Beautiful and delicious, but super-fiddly
I'll be honest with you: I tried making these, and I failed completely. Curious, I spent more time researching this recipe the next day. I might try making it again… or I might not!
 
Hasselback potatoes have nothing to do with David Hasselhoff, so don't let your mind take you anywhere in that direction. (Nothing good lies that way.) They are the specialty potatoes of a restaurant in Sweden called Hasselbackens, where they are on the menu as Hasselbackspotatis ("Hasselback's potatoes").

 
Having made these, I can totally believe that they sprang from a super-fancy restaurant. You know… the kind that has prep staff to do all the tedious work. 
 
The basic idea is that you slice a potato almost but not quite all the way, so that the slices are being held together by the bottom part of the potato. Then you shove stuff in between the slices to get them to fan out and be more delicious. And finally, you roast them for a while to make them crispy and delicious.
 
My interest in Hasselback potatoes was piqued by a Pinterest entry. It just showed a picture of the finished potatoes with the instructions to slice and bake. I might have had better results if I had practiced or researched first. Pfft! Research is for losers. (And I am clearly a loser. Now.)
 
Food blogs have been going nuts over Hasselback potatoes for a few years now. This makes sense, because it is the perfect combination of "pretty and photogenic" and "super fiddly and time-consuming." First you have to slice it correctly. Not all the way through!
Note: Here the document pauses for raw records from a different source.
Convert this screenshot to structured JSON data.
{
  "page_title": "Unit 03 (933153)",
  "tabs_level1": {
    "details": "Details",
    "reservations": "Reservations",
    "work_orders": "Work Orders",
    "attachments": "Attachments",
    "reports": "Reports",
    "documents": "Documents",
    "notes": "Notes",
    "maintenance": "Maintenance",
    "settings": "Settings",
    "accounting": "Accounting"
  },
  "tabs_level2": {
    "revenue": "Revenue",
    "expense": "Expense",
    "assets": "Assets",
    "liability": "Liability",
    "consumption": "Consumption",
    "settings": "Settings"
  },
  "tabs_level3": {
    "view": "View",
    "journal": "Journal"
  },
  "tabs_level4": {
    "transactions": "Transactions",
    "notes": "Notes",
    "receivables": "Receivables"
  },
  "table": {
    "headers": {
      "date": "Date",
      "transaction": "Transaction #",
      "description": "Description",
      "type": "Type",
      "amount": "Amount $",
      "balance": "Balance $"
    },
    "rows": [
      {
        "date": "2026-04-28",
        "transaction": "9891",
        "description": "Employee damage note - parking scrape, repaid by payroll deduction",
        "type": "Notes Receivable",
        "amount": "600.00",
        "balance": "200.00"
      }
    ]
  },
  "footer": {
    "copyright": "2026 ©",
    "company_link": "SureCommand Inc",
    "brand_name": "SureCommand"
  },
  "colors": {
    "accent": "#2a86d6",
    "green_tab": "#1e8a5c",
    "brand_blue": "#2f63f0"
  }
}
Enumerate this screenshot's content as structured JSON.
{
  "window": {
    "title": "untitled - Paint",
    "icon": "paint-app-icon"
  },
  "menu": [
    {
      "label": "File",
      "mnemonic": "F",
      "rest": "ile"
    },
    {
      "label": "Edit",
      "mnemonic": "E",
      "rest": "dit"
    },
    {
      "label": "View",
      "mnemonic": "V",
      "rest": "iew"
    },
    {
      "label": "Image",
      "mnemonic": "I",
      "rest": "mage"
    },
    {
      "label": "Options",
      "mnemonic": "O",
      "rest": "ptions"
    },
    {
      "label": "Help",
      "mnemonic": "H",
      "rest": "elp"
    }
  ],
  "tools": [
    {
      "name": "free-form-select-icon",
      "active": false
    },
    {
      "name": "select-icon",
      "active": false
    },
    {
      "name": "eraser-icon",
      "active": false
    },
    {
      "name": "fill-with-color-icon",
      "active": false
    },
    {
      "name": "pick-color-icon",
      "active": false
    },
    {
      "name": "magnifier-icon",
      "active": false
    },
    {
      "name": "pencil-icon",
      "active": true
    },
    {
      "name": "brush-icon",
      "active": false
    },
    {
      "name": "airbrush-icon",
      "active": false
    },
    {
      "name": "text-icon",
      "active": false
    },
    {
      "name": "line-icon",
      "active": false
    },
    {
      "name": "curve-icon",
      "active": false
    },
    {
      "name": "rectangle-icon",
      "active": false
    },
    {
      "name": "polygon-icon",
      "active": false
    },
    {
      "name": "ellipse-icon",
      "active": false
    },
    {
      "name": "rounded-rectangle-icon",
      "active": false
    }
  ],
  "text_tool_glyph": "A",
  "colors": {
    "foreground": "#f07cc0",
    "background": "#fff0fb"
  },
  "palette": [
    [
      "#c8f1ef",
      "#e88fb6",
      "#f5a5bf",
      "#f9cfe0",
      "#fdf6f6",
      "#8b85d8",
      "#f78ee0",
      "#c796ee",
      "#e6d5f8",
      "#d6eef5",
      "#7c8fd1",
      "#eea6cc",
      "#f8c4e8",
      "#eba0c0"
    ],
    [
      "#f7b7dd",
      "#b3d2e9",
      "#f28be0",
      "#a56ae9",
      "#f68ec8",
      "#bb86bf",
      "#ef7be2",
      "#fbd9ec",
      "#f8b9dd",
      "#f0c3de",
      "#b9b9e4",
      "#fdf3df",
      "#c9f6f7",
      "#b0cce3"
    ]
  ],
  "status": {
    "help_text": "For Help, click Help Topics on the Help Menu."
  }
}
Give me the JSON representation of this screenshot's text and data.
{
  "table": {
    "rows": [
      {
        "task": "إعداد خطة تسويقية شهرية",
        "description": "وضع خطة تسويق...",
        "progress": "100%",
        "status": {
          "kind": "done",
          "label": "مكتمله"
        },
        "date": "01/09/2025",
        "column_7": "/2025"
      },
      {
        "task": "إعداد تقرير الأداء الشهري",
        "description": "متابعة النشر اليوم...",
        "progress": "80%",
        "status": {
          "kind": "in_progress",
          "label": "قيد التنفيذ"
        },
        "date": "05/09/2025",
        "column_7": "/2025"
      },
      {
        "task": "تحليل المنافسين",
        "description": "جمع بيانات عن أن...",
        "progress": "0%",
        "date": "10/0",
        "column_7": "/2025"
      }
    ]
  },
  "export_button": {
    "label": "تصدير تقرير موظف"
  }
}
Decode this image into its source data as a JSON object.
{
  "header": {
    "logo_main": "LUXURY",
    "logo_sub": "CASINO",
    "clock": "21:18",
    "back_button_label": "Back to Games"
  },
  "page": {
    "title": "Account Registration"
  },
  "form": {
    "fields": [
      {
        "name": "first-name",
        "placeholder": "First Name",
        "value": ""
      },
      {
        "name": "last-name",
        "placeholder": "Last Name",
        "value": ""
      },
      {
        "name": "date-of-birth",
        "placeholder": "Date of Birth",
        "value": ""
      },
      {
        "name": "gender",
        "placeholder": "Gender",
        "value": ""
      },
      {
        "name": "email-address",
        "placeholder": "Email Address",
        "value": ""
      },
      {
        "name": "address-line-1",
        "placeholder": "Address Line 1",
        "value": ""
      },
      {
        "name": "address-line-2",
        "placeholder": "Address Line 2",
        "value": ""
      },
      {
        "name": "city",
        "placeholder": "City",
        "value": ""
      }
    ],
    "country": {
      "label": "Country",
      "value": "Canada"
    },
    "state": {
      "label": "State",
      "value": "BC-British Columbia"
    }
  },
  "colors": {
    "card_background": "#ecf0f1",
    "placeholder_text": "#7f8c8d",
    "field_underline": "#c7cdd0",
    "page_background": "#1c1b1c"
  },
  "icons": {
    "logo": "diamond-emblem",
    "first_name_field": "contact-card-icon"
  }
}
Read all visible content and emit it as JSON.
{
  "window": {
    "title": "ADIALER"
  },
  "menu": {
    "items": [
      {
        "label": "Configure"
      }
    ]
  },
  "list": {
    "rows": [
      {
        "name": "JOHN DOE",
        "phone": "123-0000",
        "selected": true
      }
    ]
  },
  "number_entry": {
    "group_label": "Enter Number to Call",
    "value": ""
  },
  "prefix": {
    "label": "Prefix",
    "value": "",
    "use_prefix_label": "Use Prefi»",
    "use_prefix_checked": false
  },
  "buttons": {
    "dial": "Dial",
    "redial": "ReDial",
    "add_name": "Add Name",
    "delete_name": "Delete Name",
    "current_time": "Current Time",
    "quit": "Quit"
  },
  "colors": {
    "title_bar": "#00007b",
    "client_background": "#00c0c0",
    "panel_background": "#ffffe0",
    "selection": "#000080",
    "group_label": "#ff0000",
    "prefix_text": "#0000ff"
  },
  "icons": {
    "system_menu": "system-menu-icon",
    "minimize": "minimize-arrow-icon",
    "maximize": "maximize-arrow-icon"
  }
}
Guess how many times I sliced my potato all the way through by mistake. (Hint: 3.)
 
Protip: you might have better luck if you shave a slice off the back of the potato first, so that it has a flat spot to rest on. Mine rolled all around. INFURIATING.
 
Next, jab small splinters of stuff between the slices. I have seen people use slivers of garlic, alternate thin slices of butter with thin slices of romano cheese, matchsticks of onion, rosemary stems, and more. This gets the slices baked properly, and makes them fan out prettily.
 
In the final stage, you can also cover them with bread crumbs, cheese, cream, or whatever else delicious you want on there. I even found a recipe that simmers the potatoes in chicken stock and saffron, super fancy!
 
According to a comment I saw somewhere, the "real" Hasselback potatoes are just covered with butter and bread crumbs and baked like any other potato. Frankly, that is probably the approach I will take if I try this again.